Effect of variable mains voltage

According to Wikipedia, the UK's mains voltage is 230V +/- 10%.  For those of us who wish to divert surplus PV power for heating water, any change in mains voltage seems likely to cause complications.  If the voltage goes down by a few percent, then in order to make the load consume the correct amount of power it would be necessary to increase the requested power setting by a similar amount, and vici versa. 

The effects of voltage change can probably be minimised by measuring power only at the grid supply point.  As the desired condition is just a few tens of Watts of exported power, I think this target should be relatively immune from such changes.  By measuring at just one place, negative feedback is also built-in from the outset, thereby allowing the control system to home in on the desired value.

I wonder whether this topic has been aired already?

 

Robert Wall's picture

Re: Effect of variable mains voltage

Slight error, you read the wrong bit of Wikipedia - it's 230 V + 10% - 6%. Historically, the UK mains was 240 V +/- 6%. Due to the cost of replacing a huge proportion of the transformers in the distribution network, the UK supply remains unchanged and centred on 240 V, and it's very unlikely to go below 225 V! The tolerances have been fiddled so that it more-or-less complies with the rest of Europe standard.

Otherwise, to address your main point, power (for a non-controlled appliance - I exclude anything with a regulated power supply) will change by roughly twice the voltage change percentage-wise, but the solar inverter and appliances with regulated power supplies are likely to maintain constant power.
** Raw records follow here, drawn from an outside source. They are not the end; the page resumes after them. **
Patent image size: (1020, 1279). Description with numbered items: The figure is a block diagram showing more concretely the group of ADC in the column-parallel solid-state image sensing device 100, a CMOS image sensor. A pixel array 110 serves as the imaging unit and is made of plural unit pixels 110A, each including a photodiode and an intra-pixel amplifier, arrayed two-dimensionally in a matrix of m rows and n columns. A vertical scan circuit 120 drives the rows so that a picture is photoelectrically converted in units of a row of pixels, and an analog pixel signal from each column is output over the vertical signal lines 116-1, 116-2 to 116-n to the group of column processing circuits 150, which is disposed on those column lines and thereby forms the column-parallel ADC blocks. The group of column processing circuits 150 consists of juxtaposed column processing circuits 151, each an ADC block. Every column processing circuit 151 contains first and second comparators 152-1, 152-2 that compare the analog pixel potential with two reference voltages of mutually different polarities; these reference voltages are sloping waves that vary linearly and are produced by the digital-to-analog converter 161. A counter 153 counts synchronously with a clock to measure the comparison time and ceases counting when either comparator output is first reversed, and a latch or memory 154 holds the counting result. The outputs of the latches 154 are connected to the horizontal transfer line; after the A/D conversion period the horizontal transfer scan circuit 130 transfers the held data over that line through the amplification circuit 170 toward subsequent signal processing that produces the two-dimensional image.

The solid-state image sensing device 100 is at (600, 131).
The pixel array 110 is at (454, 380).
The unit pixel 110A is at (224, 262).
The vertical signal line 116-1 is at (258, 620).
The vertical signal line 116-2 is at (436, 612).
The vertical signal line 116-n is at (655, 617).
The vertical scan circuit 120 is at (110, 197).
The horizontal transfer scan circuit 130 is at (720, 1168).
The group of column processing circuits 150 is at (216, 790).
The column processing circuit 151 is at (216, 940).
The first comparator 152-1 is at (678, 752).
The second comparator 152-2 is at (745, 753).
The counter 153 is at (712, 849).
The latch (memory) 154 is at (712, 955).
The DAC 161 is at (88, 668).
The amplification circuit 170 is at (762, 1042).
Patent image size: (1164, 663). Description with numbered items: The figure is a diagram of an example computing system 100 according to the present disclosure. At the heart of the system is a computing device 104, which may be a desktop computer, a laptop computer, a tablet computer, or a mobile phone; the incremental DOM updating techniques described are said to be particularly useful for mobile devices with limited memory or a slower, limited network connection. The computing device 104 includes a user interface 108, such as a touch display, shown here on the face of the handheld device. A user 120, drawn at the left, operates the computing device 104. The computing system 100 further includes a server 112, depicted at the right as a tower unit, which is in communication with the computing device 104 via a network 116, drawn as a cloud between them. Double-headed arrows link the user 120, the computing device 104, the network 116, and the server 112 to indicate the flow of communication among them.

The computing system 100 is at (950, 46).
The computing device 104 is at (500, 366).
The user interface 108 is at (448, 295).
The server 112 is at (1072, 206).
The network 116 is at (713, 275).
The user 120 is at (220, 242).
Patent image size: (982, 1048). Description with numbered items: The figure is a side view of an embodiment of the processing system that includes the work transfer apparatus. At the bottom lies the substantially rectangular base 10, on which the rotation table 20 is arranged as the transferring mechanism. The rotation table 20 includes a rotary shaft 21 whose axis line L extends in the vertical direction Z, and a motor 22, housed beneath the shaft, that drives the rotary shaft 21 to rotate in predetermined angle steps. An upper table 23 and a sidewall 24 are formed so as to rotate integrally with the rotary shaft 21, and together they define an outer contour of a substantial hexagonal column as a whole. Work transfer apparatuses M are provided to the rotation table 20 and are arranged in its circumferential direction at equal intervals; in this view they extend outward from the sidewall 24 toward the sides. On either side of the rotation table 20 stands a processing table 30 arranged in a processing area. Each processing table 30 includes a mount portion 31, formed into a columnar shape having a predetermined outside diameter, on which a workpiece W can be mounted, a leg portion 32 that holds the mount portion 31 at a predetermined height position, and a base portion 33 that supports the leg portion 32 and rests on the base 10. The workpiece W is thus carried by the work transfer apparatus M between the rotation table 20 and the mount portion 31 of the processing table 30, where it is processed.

You can't actually say whether the overall current will go up, down or remain the same - it will depend on what loads you have connected. So my immediate thought is that you are going to have to rely on the feedback loop and hope it has a long enough time constant, or an integral term, to remain stable. My second thought is you might need to take current as well as power into account if you want to be really precise, but I haven't thought that one through.